We entertain no doubt that petitioner suffered damage by reason of the conditions previously discussed. The evidence as to merchandise damaged was general. Testimony was presented that certain machinery and drums of oil rusted and certain powders solidified, but the cost to petitioner of any of the merchandise or the value at the time of injury was not shown. There is nothing in the record that would enable us to determine the extent of damage. Lacking any satisfactory proof of the extent of the damage, we sustain the respondent's determination for failure of proof.
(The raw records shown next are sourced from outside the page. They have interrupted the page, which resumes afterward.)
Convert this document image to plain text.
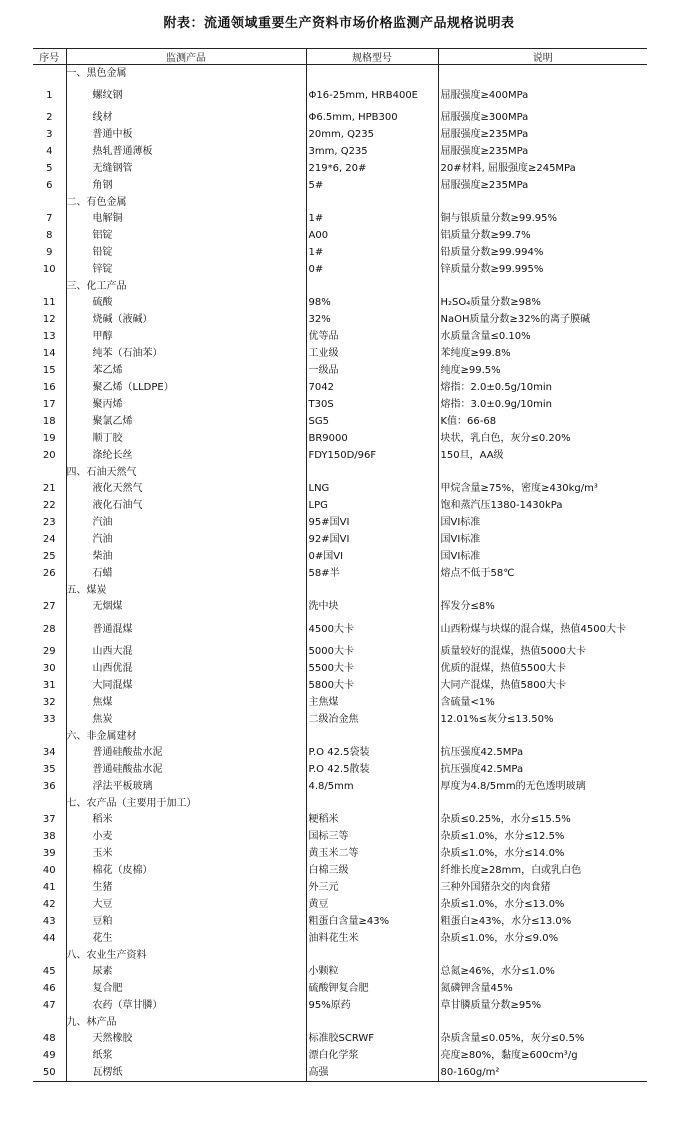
附表：流通领域重要生产资料市场价格监测产品规格说明表
序号	监测产品	规格型号	说明
	一、黑色金属		
1	螺纹钢	Φ16-25mm, HRB400E	屈服强度≥400MPa
2	线材	Φ6.5mm, HPB300	屈服强度≥300MPa
3	普通中板	20mm, Q235	屈服强度≥235MPa
4	热轧普通薄板	3mm, Q235	屈服强度≥235MPa
5	无缝钢管	219*6, 20#	20#材料, 屈服强度≥245MPa
6	角钢	5#	屈服强度≥235MPa
	二、有色金属		
7	电解铜	1#	铜与银质量分数≥99.95%
8	铝锭	A00	铝质量分数≥99.7%
9	铅锭	1#	铅质量分数≥99.994%
10	锌锭	0#	锌质量分数≥99.995%
	三、化工产品		
11	硫酸	98%	H₂SO₄质量分数≥98%
12	烧碱（液碱）	32%	NaOH质量分数≥32%的离子膜碱
13	甲醇	优等品	水质量含量≤0.10%
14	纯苯（石油苯）	工业级	苯纯度≥99.8%
15	苯乙烯	一级品	纯度≥99.5%
16	聚乙烯（LLDPE）	7042	熔指：2.0±0.5g/10min
17	聚丙烯	T30S	熔指：3.0±0.9g/10min
18	聚氯乙烯	SG5	K值：66-68
19	顺丁胶	BR9000	块状，乳白色，灰分≤0.20%
20	涤纶长丝	FDY150D/96F	150旦，AA级
	四、石油天然气		
21	液化天然气	LNG	甲烷含量≥75%，密度≥430kg/m³
22	液化石油气	LPG	饱和蒸汽压1380-1430kPa
23	汽油	95#国VI	国VI标准
24	汽油	92#国VI	国VI标准
25	柴油	0#国VI	国VI标准
26	石蜡	58#半	熔点不低于58℃
	五、煤炭		
27	无烟煤	洗中块	挥发分≤8%
28	普通混煤	4500大卡	山西粉煤与块煤的混合煤，热值4500大卡
29	山西大混	5000大卡	质量较好的混煤，热值5000大卡
30	山西优混	5500大卡	优质的混煤，热值5500大卡
31	大同混煤	5800大卡	大同产混煤，热值5800大卡
32	焦煤	主焦煤	含硫量<1%
33	焦炭	二级冶金焦	12.01%≤灰分≤13.50%
	六、非金属建材		
34	普通硅酸盐水泥	P.O 42.5袋装	抗压强度42.5MPa
35	普通硅酸盐水泥	P.O 42.5散装	抗压强度42.5MPa
36	浮法平板玻璃	4.8/5mm	厚度为4.8/5mm的无色透明玻璃
	七、农产品（主要用于加工）		
37	稻米	粳稻米	杂质≤0.25%，水分≤15.5%
38	小麦	国标三等	杂质≤1.0%，水分≤12.5%
39	玉米	黄玉米二等	杂质≤1.0%，水分≤14.0%
40	棉花（皮棉）	白棉三级	纤维长度≥28mm，白或乳白色
41	生猪	外三元	三种外国猪杂交的肉食猪
42	大豆	黄豆	杂质≤1.0%，水分≤13.0%
43	豆粕	粗蛋白含量≥43%	粗蛋白≥43%，水分≤13.0%
44	花生	油料花生米	杂质≤1.0%，水分≤9.0%
	八、农业生产资料		
45	尿素	小颗粒	总氮≥46%，水分≤1.0%
46	复合肥	硫酸钾复合肥	氮磷钾含量45%
47	农药（草甘膦）	95%原药	草甘膦质量分数≥95%
	九、林产品		
48	天然橡胶	标准胶SCRWF	杂质含量≤0.05%，灰分≤0.5%
49	纸浆	漂白化学浆	亮度≥80%，黏度≥600cm³/g
50	瓦楞纸	高强	80-160g/m²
The final issue involves the question whether the delinquency penalty was properly imposed by the respondent for the taxable year 1947. That the petitioner filed his 1947 return on June 15, 1948, is undisputed. The petitioner presented no evidence to establish that his failure to file his return within the time prescribed by law was due to reasonable cause. Evidence was presented to the effect that the respondent assessed a delinquency penalty at the time the return was filed and notified the petitioner. The petitioner later mailed a check in the amount of $100 in an attempt to compromise the*342 penalty, but received no acknowledgement of the receipt of the check. However, it was shown at the hearing that the check had been cashed by the respondent. Upon such facts the petitioner would have us determine that a compromise of the penalty had been effected by the $100 payment. We think the meager evidence presented is insufficient to justify our concluding that a compromise of the penalty was consummated.
We, therefore, hold that the delinquency penalty of 20 per cent, as required by section 291 of the Internal Revenue Code, was properly asserted for the taxable year 1947, and the respondent's imposition of the penalty is sustained.
Decisions will be entered for the Respondent.